Last Friday, I brewed an Avery Hog Heaven clone. This one was for my wife, Sally! She LOVES this beer...and so do I. Named it "Sally's Lil' Slice of Heaven". Man, the brew day was a long one! This was due to the fact that I didn't get a chance to clean the brewery after brewing Pliny the Brother last time. I was late for dinner at the in-laws' house and had to just rinse and run. Therefore, I had to spend a couple of hours cleaning the brewery before I could even start the new brew! Everything went fairly smooth. I used Whirlfloc in the boil kettle and that seemed to help flocculate the proteins and break and keep it on top of the false bottom when draining. Therefore, no clogging of the plate chiller! I still need to compensate for the holdup volume of my system when transferring out of the brewery into a fermentor. I always seem to boil down to 5 gallons and only get 4.5 in the fermentor. This may also be because the hot wort has expanded and the 5 gallons is really 4.5 in the Boil Kettle anyway. Maybe I'll just up my markings on my sight glass by 0.5 gallons. The gravity was a little lower than expected on the wort (probably b/c I had to chase the wort with water to reach 5 gallons and then I overfilled a little bit...whoops). Besides that, the beer has been fermenting quickly. I just threw the cooled wort on top of the Cal Ale yeast cake from Kitchen Sink Ale. I know some will poo-poo this move, but I had never done it and I want to see how it turns out. Once fermentation is close to complete I will add 4.5 oz. of Columbus hop pellets to dry hop...mmmmmmmm!
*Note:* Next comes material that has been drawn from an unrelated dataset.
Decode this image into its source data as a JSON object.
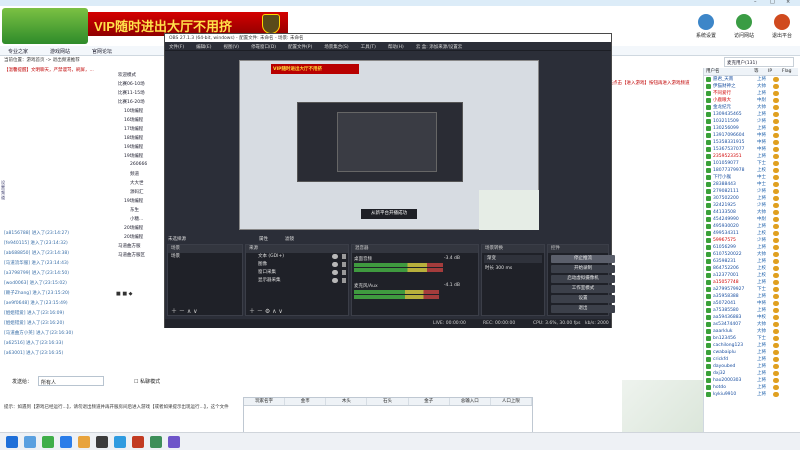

The Kitchen Sink Ale is on tap now, but I have not sampled it yet. It has to carb a little bit more. I put the keezer (kegerator made from chest freezer) on casters too, so I can easily roll it out to load kegs. I also hooked up a cooling system for the keezer. I have a glycol plate at the front of my tap tower with inlets and outlets. I used a liquid cooled computer processor cooler from CoolerMaster (Aquagate 80/120). I got it cheap off ebay and just ran new hoses and filled it with more coolant. There is also a small radiator and fan hooked up to the pump as well. This allows the fan to circulate the cool air around the keezer while at the same time cooling the taps. I hooked up a switch to the cooling unit, so I have the option of not running the thing all the time. Hopefully this means no more foaming beer when you pour! Check out the pictures below of the cooling system.

Cooling plate at front of the tap tower, glycol goes in one way and out the other
 Cooling radiator and fan in front pulling air through and out into the keezer. Cooling pump on right with hoses leading to the tap tower. CO2 manifold below with the Eva-Dry unit below to control moisture.